En el plano histórico operacional, la Operación 90 consolidó capacidades propias: planeamiento polar, sostenimiento logístico y ejecución de tareas científicas en condiciones extremas, tales como operar sin referencias confiables de la brújula, integrando ciencia y operatividad. Esa experiencia, y el aprendizaje que involucró—más que la foto— es lo que verdaderamente enriqueció la caja de herramientas de una política pública integral que sigue vigente. No fue un gesto aislado, sino un hito dentro de una política de Estado, al igual que lo fueron la primera invernada que tuvo como protagonista a Sobral en 1902, o la toma de posesión del Observatorio Meteorológico en las Islas Orcadas del Sur en 1904, dando origen a la base más antigua del continente.

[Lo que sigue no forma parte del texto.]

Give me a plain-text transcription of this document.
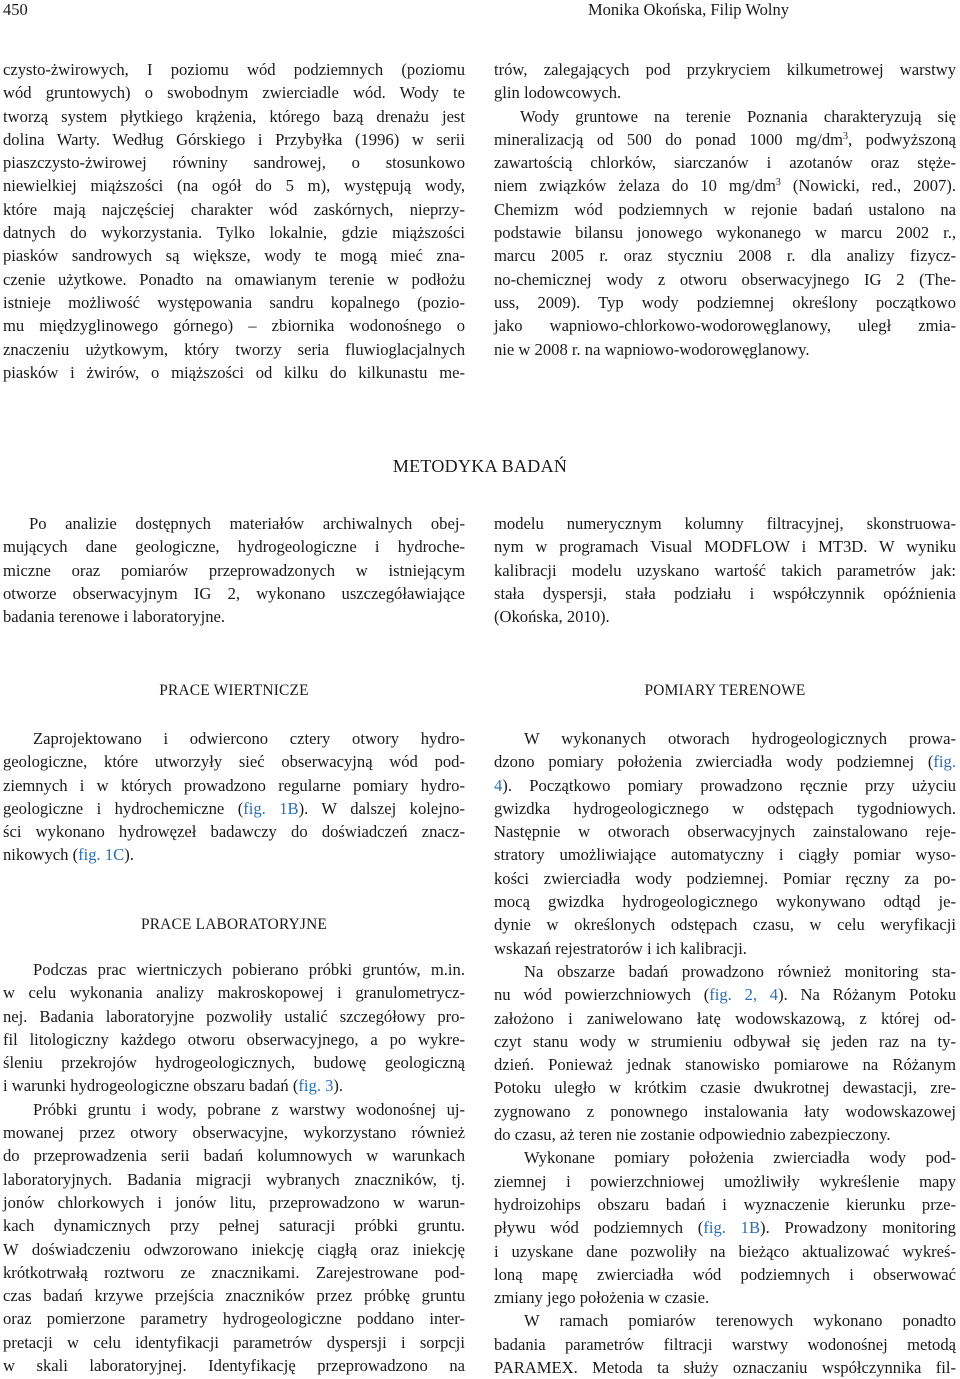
450	Monika Okońska, Filip Wolny
czysto-żwirowych, I poziomu wód podziemnych (poziomu
wód gruntowych) o swobodnym zwierciadle wód. Wody te
tworzą system płytkiego krążenia, którego bazą drenażu jest
dolina Warty. Według Górskiego i Przybyłka (1996) w serii
piaszczysto-żwirowej równiny sandrowej, o stosunkowo
niewielkiej miąższości (na ogół do 5 m), występują wody,
które mają najczęściej charakter wód zaskórnych, nieprzy-
datnych do wykorzystania. Tylko lokalnie, gdzie miąższości
piasków sandrowych są większe, wody te mogą mieć zna-
czenie użytkowe. Ponadto na omawianym terenie w podłożu
istnieje możliwość występowania sandru kopalnego (pozio-
mu międzyglinowego górnego) – zbiornika wodonośnego o
znaczeniu użytkowym, który tworzy seria fluwioglacjalnych
piasków i żwirów, o miąższości od kilku do kilkunastu me-
trów, zalegających pod przykryciem kilkumetrowej warstwy
glin lodowcowych.
Wody gruntowe na terenie Poznania charakteryzują się
mineralizacją od 500 do ponad 1000 $mg/dm^3$, podwyższoną
zawartością chlorków, siarczanów i azotanów oraz stęże-
niem związków żelaza do 10 $mg/dm^3$ (Nowicki, red., 2007).
Chemizm wód podziemnych w rejonie badań ustalono na
podstawie bilansu jonowego wykonanego w marcu 2002 r.,
marcu 2005 r. oraz styczniu 2008 r. dla analizy fizycz-
no-chemicznej wody z otworu obserwacyjnego IG 2 (The-
uss, 2009). Typ wody podziemnej określony początkowo
jako wapniowo-chlorkowo-wodorowęglanowy, uległ zmia-
nie w 2008 r. na wapniowo-wodorowęglanowy.
METODYKA BADAŃ
Po analizie dostępnych materiałów archiwalnych obej-
mujących dane geologiczne, hydrogeologiczne i hydroche-
miczne oraz pomiarów przeprowadzonych w istniejącym
otworze obserwacyjnym IG 2, wykonano uszczegóławiające
badania terenowe i laboratoryjne.
modelu numerycznym kolumny filtracyjnej, skonstruowa-
nym w programach Visual MODFLOW i MT3D. W wyniku
kalibracji modelu uzyskano wartość takich parametrów jak:
stała dyspersji, stała podziału i współczynnik opóźnienia
(Okońska, 2010).
PRACE WIERTNICZE	POMIARY TERENOWE
Zaprojektowano i odwiercono cztery otwory hydro-
geologiczne, które utworzyły sieć obserwacyjną wód pod-
ziemnych i w których prowadzono regularne pomiary hydro-
geologiczne i hydrochemiczne (fig. 1B). W dalszej kolejno-
ści wykonano hydrowęzeł badawczy do doświadczeń znacz-
nikowych (fig. 1C).
PRACE LABORATORYJNE
Podczas prac wiertniczych pobierano próbki gruntów, m.in.
w celu wykonania analizy makroskopowej i granulometrycz-
nej. Badania laboratoryjne pozwoliły ustalić szczegółowy pro-
fil litologiczny każdego otworu obserwacyjnego, a po wykre-
śleniu przekrojów hydrogeologicznych, budowę geologiczną
i warunki hydrogeologiczne obszaru badań (fig. 3).
Próbki gruntu i wody, pobrane z warstwy wodonośnej uj-
mowanej przez otwory obserwacyjne, wykorzystano również
do przeprowadzenia serii badań kolumnowych w warunkach
laboratoryjnych. Badania migracji wybranych znaczników, tj.
jonów chlorkowych i jonów litu, przeprowadzono w warun-
kach dynamicznych przy pełnej saturacji próbki gruntu.
W doświadczeniu odwzorowano iniekcję ciągłą oraz iniekcję
krótkotrwałą roztworu ze znacznikami. Zarejestrowane pod-
czas badań krzywe przejścia znaczników przez próbkę gruntu
oraz pomierzone parametry hydrogeologiczne poddano inter-
pretacji w celu identyfikacji parametrów dyspersji i sorpcji
w skali laboratoryjnej. Identyfikację przeprowadzono na
W wykonanych otworach hydrogeologicznych prowa-
dzono pomiary położenia zwierciadła wody podziemnej (fig.
4). Początkowo pomiary prowadzono ręcznie przy użyciu
gwizdka hydrogeologicznego w odstępach tygodniowych.
Następnie w otworach obserwacyjnych zainstalowano reje-
stratory umożliwiające automatyczny i ciągły pomiar wyso-
kości zwierciadła wody podziemnej. Pomiar ręczny za po-
mocą gwizdka hydrogeologicznego wykonywano odtąd je-
dynie w określonych odstępach czasu, w celu weryfikacji
wskazań rejestratorów i ich kalibracji.
Na obszarze badań prowadzono również monitoring sta-
nu wód powierzchniowych (fig. 2, 4). Na Różanym Potoku
założono i zaniwelowano łatę wodowskazową, z której od-
czyt stanu wody w strumieniu odbywał się jeden raz na ty-
dzień. Ponieważ jednak stanowisko pomiarowe na Różanym
Potoku uległo w krótkim czasie dwukrotnej dewastacji, zre-
zygnowano z ponownego instalowania łaty wodowskazowej
do czasu, aż teren nie zostanie odpowiednio zabezpieczony.
Wykonane pomiary położenia zwierciadła wody pod-
ziemnej i powierzchniowej umożliwiły wykreślenie mapy
hydroizohips obszaru badań i wyznaczenie kierunku prze-
pływu wód podziemnych (fig. 1B). Prowadzony monitoring
i uzyskane dane pozwoliły na bieżąco aktualizować wykreś-
loną mapę zwierciadła wód podziemnych i obserwować
zmiany jego położenia w czasie.
W ramach pomiarów terenowych wykonano ponadto
badania parametrów filtracji warstwy wodonośnej metodą
PARAMEX. Metoda ta służy oznaczaniu współczynnika fil-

Coronel Jorge Edgard Leal, Ricardo Bautista Ceppi, Gustavo Adolfo Giró Tapper, Julio César Ortiz, Alfredo Florencio Pérez, Jorge Raúl Rodríguez, Roberto Humberto Carrión, Adolfo Oscar Moreno,
Domingo Zacarías, y el cabo Oscar Ramón Alfonso.

 

A nivel internacional, la expedición proyectó prestigio científico–técnico y elevó el perfil de la Argentina en el Sistema del Tratado Antártico, demostrando que la presencia permanente podía traducirse en exploración de largo alcance, recolección de datos científicos y cooperación, sin desnaturalizar el carácter pacífico y ambientalmente responsable que exige el régimen. Desde aquellos primeros hitos de cooperación, Año Geofísico Internacional y  negociación del Tratado Antártico, pasaron más de sesenta y cinco años.

La Antártida sigue siendo una plataforma de conocimiento y cooperación, con nuevos desafíos, pero el mismo espíritu.

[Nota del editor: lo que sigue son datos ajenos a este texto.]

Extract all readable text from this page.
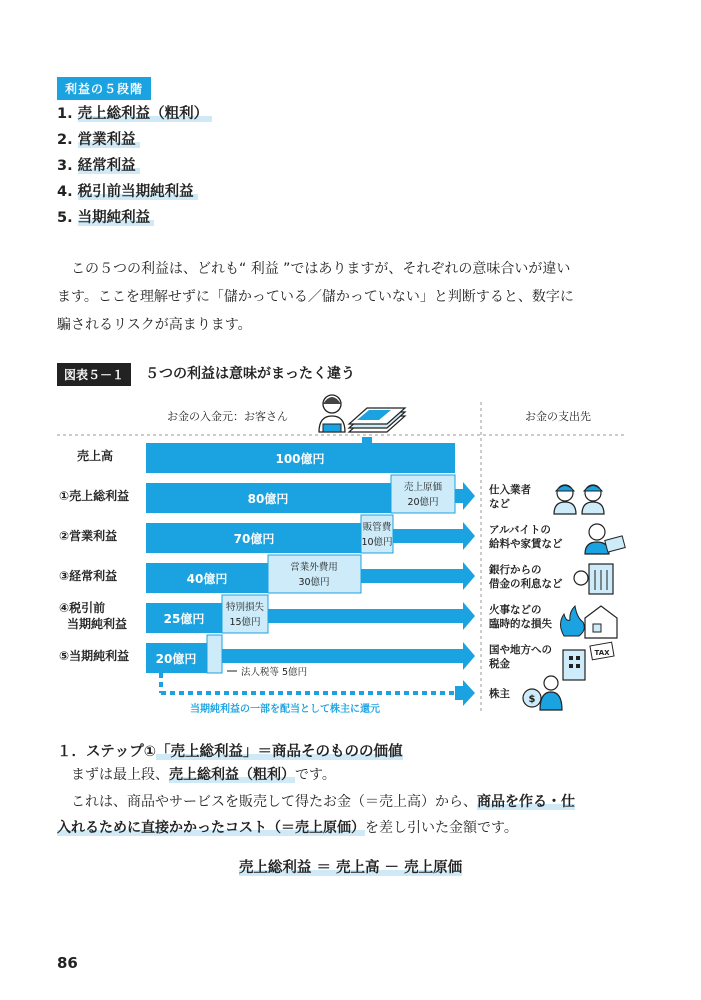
利益の５段階
1. 売上総利益（粗利）
2. 営業利益
3. 経常利益
4. 税引前当期純利益
5. 当期純利益

この５つの利益は、どれも“ 利益 ”ではありますが、それぞれの意味合いが違い

ます。ここを理解せずに「儲かっている／儲かっていない」と判断すると、数字に
騙されるリスクが高まります。
図表５－１	５つの利益は意味がまったく違う
お金の入金元：お客さん	お金の支出先
売上高	100億円
①売上総利益	80億円
売上原価
20億円
仕入業者
など
②営業利益	70億円
販管費
10億円
アルバイトの
給料や家賃など
③経常利益	40億円
営業外費用
30億円
銀行からの
借金の利息など
④税引前
当期純利益	25億円
特別損失
15億円
火事などの
臨時的な損失
⑤当期純利益 20億円
法人税等 5億円
国や地方への
税金
TAX
株主
当期純利益の一部を配当として株主に還元
$
１．ステップ①「売上総利益」＝商品そのものの価値
まずは最上段、売上総利益（粗利）です。
これは、商品やサービスを販売して得たお金（＝売上高）から、商品を作る・仕
入れるために直接かかったコスト（＝売上原価）を差し引いた金額です。
売上総利益 ＝ 売上高 － 売上原価
86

La hazaña de 1965 ayudó a consolidar a nuestro país como actor relevante y fiable en el Sistema del Tratado Antártico, en cuyo ámbito toda legitimidad nace de la contribución a la paz, la investigación científica, la cooperación internacional y la protección del ambiente. Ese aprendizaje llega hasta nuestros días.

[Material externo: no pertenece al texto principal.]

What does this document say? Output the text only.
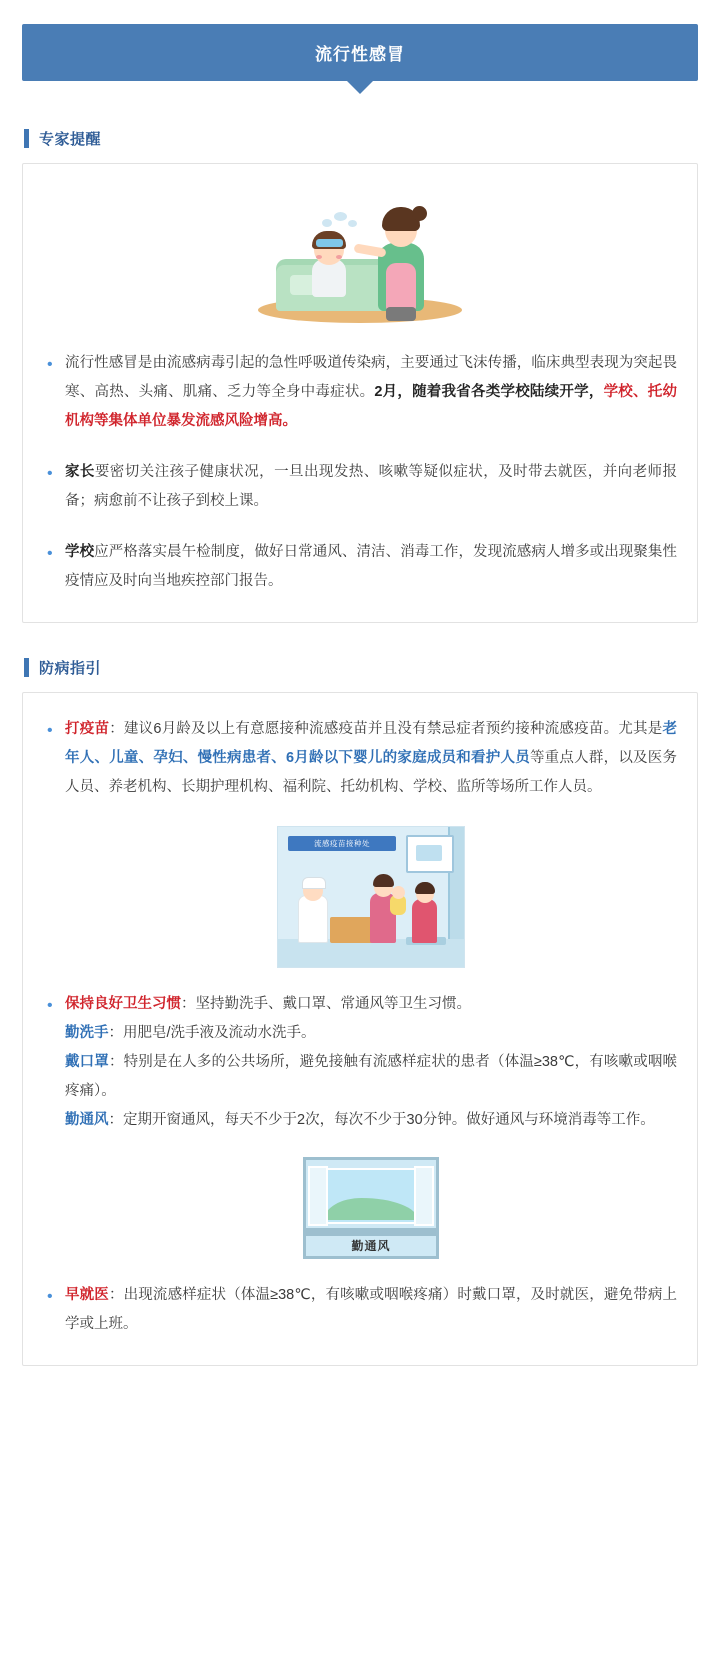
流行性感冒
专家提醒
• 流行性感冒是由流感病毒引起的急性呼吸道传染病，主要通过飞沫传播，临床典型表现为突起畏寒、高热、头痛、肌痛、乏力等全身中毒症状。2月，随着我省各类学校陆续开学，学校、托幼机构等集体单位暴发流感风险增高。
• 家长要密切关注孩子健康状况，一旦出现发热、咳嗽等疑似症状，及时带去就医，并向老师报备；病愈前不让孩子到校上课。
• 学校应严格落实晨午检制度，做好日常通风、清洁、消毒工作，发现流感病人增多或出现聚集性疫情应及时向当地疾控部门报告。
防病指引
• 打疫苗：建议6月龄及以上有意愿接种流感疫苗并且没有禁忌症者预约接种流感疫苗。尤其是老年人、儿童、孕妇、慢性病患者、6月龄以下婴儿的家庭成员和看护人员等重点人群，以及医务人员、养老机构、长期护理机构、福利院、托幼机构、学校、监所等场所工作人员。
流感疫苗接种处
• 保持良好卫生习惯：坚持勤洗手、戴口罩、常通风等卫生习惯。
勤洗手：用肥皂/洗手液及流动水洗手。
戴口罩：特别是在人多的公共场所，避免接触有流感样症状的患者（体温≥38℃，有咳嗽或咽喉疼痛）。
勤通风：定期开窗通风，每天不少于2次，每次不少于30分钟。做好通风与环境消毒等工作。
勤通风
• 早就医：出现流感样症状（体温≥38℃，有咳嗽或咽喉疼痛）时戴口罩，及时就医，避免带病上学或上班。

Siguiendo el ejemplo de hombres como Leal y los oficiales de la Operación 90, nuestro país persigue un nuevo “polo sur” a conquistar. Estos desafíos requieren estar a la altura de las circunstancias y de ese legado, produciendo más y mejor ciencia, y sosteniendo una logística inteligente para mantener a la Argentina en la vanguardia del conocimiento antártico. Ese esfuerzo exige, además, una acción exterior intensa y sostenida: diplomacia activa que mantenga al país como promotor y actor central de un sistema cada vez más robusto y eficaz; garantía de una amplia zona de paz en nuestra frontera sur y de conservación de los recursos vivos marinos que rodean al continente. 

Este horizonte implica también ejercer de manera regular las facultades de inspección previstas en el artículo 7 del Tratado Antártico, visitando estaciones e instalaciones para verificar el cumplimiento del régimen, y en el artículo 24 de la Convención para la Conservación de los Recursos Vivos Marinos Antárticos (CCRVMA), vigilando la actividad de buques pesqueros que operan en su área de aplicación. Estas últimas tareas resultan esenciales para resguardar el interés económico del país a largo plazo al prevenir la pesca ilegal, no declarada y no reglamentada (INDNR) en tales espacios. En esa línea, cobran relevancia iniciativas como la propuesta de un Área Marina Protegida en la Península Antártica y el Arco de Scotia, para conocer y proteger mejor los recursos vivos marinos y ecosistemas de esta región crucial.

A sesenta años de aquella hazaña, en esa tierra que Leal definió como “la más fría y tempestuosa del planeta, reacia a los hombres, perros y máquinas”, nos corresponde profundizar el trabajo para aumentar la influencia argentina en la toma de decisiones de los foros antárticos, convirtiendo el prestigio científico y logístico acumulado en capacidad sostenida y en soberanía efectiva.